Is the earth’s climate getting hotter, changing? Is man responsible?
The Intergovernment Panel on Climate Change, ina report Sept. 27,says that man’s activities are at least half to blame for rising global temperatures. But it seems the Southeast doesn’t follow this global warming trend as closely, according to Florida’s climatologist David Zierden.
First, quick background on the IPCC and its reports: The IPCC is sponsored by the United Nations and includes hundreds of leading climate authorities from around the world. Since 1988, the group has issued reports, or assessments, every five to six years. “These reports are widely considered to be the most comprehensive and authoritative summary of current climate science,” Zierden says in a statement about the IPCC most-recent report.
IPCC believes it is extremely likely that human activity and greenhouse gases are responsible for more than half of the observed rise in global temperatures. What does “extremely likely” mean? It means the group has a confidence of 95 percent certainty on this, which is up from its 90 percent certainty from its 2007 report.
On average, the earth’s surface has warmed 1.5 degrees F since 1880. IPCC predicts global temps will rise much higher by 2100 if current human activity and greenhouse gases remain unchecked.
Southeast and Florida not much warmer
But the Southeast, including northern and central Florida, is one region that hasn’t experienced much warming due to greenhouse gases, Zierden says.
“Our historic data records show that the climate of the Southeast was characterized by relatively warm decades in the 1920s, 1930s and 1950s and cooler decades in the 1960s through 1980s. In northern Alabama and northern Georgia, some of the hottest years on record and many daily heat records occurred in the 1930s,” he says.
In Florida, man has impacted the climate, but mostly by changing the land, he says. Temperatures have risen along the southeast Florida coast by more than a 1 degree F in the last 40 years.
“Much of this can be attributed to urban development, where cities built of concrete and asphalt now absorb and hold more heat than the natural environment they replaced. Similar trends are observed in other urbanized areas like Jacksonville, Tampa, Orlando and the I-4 corridor.

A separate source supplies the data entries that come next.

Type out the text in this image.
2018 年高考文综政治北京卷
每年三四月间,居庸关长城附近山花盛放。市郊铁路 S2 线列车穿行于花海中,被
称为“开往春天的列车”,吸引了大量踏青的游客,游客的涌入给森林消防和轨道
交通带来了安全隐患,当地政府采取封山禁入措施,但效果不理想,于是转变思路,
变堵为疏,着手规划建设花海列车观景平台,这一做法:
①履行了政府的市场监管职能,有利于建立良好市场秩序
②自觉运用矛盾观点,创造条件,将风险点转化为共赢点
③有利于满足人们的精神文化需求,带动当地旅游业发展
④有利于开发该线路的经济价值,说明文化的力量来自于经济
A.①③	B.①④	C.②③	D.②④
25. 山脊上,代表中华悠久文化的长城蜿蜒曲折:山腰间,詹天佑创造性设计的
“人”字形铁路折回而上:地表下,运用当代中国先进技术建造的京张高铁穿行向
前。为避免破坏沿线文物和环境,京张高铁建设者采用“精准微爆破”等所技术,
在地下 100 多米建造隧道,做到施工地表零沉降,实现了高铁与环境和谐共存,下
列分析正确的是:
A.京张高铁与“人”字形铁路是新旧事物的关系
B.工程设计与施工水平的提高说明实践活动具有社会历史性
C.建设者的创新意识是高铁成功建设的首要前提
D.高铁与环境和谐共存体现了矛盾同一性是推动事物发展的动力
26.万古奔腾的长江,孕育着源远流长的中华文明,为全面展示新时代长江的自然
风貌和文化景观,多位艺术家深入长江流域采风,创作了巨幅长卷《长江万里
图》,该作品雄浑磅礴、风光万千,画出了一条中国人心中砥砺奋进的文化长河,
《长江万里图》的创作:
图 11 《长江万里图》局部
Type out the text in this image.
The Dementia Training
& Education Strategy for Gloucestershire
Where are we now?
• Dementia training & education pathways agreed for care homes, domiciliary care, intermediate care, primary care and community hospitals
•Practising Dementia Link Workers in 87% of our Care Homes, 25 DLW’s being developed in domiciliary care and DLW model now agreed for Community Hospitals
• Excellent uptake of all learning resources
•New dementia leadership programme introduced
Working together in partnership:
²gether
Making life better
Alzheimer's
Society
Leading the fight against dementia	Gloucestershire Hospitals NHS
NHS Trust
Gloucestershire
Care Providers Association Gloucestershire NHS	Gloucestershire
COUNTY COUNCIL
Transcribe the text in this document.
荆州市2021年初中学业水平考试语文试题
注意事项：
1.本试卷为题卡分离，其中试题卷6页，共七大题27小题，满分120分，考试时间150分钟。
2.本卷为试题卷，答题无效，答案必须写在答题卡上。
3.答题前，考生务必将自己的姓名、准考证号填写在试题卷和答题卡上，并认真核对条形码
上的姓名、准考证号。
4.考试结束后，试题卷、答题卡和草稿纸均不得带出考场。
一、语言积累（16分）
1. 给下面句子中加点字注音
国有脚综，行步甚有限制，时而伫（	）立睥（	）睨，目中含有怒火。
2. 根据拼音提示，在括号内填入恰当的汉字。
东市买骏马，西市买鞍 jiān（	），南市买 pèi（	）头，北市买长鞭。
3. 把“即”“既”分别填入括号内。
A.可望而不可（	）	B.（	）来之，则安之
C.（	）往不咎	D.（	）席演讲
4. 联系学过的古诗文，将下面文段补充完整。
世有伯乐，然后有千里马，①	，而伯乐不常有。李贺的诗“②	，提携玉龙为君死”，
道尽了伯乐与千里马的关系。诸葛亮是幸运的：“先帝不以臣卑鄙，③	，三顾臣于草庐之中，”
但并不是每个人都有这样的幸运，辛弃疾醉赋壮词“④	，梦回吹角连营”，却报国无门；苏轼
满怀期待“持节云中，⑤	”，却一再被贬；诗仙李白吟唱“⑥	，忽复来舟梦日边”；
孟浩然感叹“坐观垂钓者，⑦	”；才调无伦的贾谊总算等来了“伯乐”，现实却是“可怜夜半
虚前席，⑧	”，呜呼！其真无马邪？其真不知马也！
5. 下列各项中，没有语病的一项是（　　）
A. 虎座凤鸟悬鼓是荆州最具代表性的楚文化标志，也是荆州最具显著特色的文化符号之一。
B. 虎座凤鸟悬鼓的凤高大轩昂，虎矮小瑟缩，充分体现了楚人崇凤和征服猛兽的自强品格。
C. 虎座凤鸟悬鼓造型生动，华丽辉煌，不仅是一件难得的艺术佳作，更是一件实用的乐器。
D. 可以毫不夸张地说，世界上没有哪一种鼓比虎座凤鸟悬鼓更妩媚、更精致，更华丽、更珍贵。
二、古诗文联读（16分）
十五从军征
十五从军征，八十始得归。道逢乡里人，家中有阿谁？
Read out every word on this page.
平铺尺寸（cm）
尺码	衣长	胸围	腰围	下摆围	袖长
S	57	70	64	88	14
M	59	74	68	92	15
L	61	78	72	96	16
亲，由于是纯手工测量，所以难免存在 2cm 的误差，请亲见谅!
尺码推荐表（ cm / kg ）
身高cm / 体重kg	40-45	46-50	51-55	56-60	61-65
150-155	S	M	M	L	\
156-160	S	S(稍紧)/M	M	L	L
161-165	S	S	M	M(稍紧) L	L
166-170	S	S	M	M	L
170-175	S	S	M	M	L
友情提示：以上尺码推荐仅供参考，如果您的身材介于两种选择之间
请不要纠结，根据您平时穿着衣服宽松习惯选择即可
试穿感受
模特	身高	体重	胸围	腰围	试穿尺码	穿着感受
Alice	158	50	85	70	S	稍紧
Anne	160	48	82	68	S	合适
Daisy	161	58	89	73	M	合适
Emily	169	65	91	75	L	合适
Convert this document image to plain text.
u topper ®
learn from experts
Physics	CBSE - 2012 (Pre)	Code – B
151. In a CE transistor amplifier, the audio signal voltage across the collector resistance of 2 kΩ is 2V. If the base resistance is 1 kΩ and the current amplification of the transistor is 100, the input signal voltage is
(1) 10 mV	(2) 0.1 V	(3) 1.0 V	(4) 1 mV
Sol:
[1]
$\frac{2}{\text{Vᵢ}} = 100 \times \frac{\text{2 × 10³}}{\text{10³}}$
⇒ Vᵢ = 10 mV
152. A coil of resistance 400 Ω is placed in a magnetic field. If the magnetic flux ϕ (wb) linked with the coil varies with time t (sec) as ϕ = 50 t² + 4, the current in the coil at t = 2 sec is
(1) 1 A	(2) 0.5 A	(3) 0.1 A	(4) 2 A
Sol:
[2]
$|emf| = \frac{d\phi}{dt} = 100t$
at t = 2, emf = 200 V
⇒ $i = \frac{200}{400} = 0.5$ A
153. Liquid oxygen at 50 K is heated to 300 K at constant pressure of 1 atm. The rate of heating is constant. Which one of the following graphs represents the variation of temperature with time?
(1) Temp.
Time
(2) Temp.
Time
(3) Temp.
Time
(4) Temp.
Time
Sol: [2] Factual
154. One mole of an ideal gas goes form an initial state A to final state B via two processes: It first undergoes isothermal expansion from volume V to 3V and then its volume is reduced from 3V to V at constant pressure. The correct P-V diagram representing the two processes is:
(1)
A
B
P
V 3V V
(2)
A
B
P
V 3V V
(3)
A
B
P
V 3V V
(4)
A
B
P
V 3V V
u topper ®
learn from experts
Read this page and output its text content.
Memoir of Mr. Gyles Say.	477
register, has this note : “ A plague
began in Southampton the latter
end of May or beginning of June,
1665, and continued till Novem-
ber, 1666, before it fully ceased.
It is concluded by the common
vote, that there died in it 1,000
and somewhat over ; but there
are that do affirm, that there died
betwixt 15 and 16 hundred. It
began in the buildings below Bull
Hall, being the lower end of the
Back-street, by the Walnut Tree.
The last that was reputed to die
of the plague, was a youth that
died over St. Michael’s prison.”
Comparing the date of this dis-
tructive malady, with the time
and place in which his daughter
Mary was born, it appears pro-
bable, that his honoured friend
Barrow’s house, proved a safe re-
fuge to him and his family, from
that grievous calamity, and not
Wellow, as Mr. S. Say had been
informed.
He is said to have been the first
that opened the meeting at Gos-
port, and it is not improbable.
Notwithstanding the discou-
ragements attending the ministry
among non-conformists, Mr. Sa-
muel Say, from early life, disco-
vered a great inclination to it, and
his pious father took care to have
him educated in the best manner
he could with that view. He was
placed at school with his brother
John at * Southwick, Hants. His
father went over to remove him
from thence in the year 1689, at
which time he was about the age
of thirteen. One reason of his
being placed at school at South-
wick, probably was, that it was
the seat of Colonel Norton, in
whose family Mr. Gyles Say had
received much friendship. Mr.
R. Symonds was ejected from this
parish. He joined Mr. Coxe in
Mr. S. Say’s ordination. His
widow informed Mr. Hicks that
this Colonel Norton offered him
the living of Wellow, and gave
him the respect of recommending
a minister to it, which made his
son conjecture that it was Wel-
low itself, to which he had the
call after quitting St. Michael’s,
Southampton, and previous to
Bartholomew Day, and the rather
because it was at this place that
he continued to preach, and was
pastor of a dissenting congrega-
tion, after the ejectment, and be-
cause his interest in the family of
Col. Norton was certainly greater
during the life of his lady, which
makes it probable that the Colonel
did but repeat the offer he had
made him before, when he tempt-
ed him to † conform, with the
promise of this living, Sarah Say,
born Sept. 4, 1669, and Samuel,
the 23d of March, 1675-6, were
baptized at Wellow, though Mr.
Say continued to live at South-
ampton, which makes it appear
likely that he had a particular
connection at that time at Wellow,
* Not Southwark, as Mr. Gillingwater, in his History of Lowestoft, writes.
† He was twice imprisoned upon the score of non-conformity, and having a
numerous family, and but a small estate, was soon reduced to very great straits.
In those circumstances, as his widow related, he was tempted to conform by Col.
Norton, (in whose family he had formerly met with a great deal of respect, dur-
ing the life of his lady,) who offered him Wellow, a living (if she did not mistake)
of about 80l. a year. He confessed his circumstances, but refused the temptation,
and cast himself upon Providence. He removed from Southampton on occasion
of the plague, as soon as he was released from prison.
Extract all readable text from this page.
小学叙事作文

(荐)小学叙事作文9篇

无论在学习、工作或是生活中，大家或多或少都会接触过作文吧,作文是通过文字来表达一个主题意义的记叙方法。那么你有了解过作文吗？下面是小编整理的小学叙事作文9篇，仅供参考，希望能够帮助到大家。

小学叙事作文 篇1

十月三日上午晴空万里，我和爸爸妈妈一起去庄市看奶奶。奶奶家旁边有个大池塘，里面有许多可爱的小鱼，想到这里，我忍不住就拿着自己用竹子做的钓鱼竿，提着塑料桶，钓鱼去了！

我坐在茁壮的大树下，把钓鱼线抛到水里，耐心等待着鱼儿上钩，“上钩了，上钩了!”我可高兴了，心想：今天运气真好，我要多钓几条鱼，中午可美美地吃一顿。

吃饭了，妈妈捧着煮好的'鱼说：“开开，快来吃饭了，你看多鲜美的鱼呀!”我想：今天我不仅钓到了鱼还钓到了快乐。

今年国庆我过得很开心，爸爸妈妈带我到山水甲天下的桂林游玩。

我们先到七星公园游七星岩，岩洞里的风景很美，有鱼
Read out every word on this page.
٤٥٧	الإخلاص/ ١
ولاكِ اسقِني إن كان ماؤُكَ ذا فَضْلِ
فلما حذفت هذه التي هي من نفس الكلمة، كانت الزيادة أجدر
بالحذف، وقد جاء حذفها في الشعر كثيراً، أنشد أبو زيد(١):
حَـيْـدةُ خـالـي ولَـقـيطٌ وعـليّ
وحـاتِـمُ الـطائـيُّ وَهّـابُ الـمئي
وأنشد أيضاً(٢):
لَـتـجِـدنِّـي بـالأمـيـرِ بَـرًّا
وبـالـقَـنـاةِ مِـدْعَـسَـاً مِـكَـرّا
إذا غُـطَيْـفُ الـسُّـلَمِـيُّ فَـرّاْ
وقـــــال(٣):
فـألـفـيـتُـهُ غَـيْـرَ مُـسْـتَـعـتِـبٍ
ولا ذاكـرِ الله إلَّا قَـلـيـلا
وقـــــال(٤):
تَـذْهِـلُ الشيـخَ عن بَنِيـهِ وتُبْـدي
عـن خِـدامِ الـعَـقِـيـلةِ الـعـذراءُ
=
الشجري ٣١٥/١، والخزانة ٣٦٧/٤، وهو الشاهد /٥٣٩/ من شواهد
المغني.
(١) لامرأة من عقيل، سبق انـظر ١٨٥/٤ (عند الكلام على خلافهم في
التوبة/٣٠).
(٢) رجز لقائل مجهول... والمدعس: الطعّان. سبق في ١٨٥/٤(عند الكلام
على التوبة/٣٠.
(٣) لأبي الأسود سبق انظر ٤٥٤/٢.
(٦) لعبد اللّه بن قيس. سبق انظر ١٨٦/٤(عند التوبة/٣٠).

Other changes to the land surface have also impacted the local climate, like the draining of vast wetlands and their conversion to sugar cane fields around Belle Glade on the south shore of Lake Okeechobee,” he says.
To see local historical temperature and precipitation patterns in Florida, click here.
Will the Southeast continue to lag behind global warming trend? Probably.
“While global climate models have some skill at predicting changes to the global average temperature, they have much harder time predicting regional or local changes. Our geography and being surrounded by the Gulf of Mexico and Atlantic Ocean would suggest that temperature changes will be less here in Florida,” he says.
Florida and the Southeast might feel the changes predicted for other parts of the world in the future, or the region may not.
“However, that does not mean that we can sit back without taking action. With a nearly tropical climate, a small increase in temperature or changes in rainfall patterns could have a profound influence on natural and man-made systems. South Florida is already struggling with the reality of sea level rise. Human health and disease is and will be affected,” he says.
IPCC report has weaknesses
IPCC reports are the authoritative opinion on climate science, he says, but the report and the process used to develop the report has some weaknesses.
“First, it is a cumbersome process to compile the thousands of publications and experiments into a coherent document, and newer research and findings can be left out. In some ways, the report is outdated before it is published,” he says.
It seems, too, that over the last 15 years, global warming has stopped since a record warm year in 1998, which was caused by a strong El Niño. The IPCC says this is "due to natural variability, trends based on short records are very sensitive to the beginning and end dates and do not in general reflect long-term climate trends."
“This statement is true and most scientists believe that the recent slowdown in warming is just a temporary speed bump. However, the climate models used in the 2007 assessment all failed to predict this slowdown in warming. At best that means the models are failing to reproduce internal variability at important time scales, at worst that the models are not properly representing an important physical process,” Zierden says.
Florida experiences climate-related risks, like drought, extreme temperature, heavy rainfall and hurricanes. It has for centuries. It’s part of the Southeast climate. Even so, “Decision makers need the highest quality, accurate, and scientifically sound climate information to help prepare for and anticipate climate risks and opportunities to build a more climate resilient society,” he said.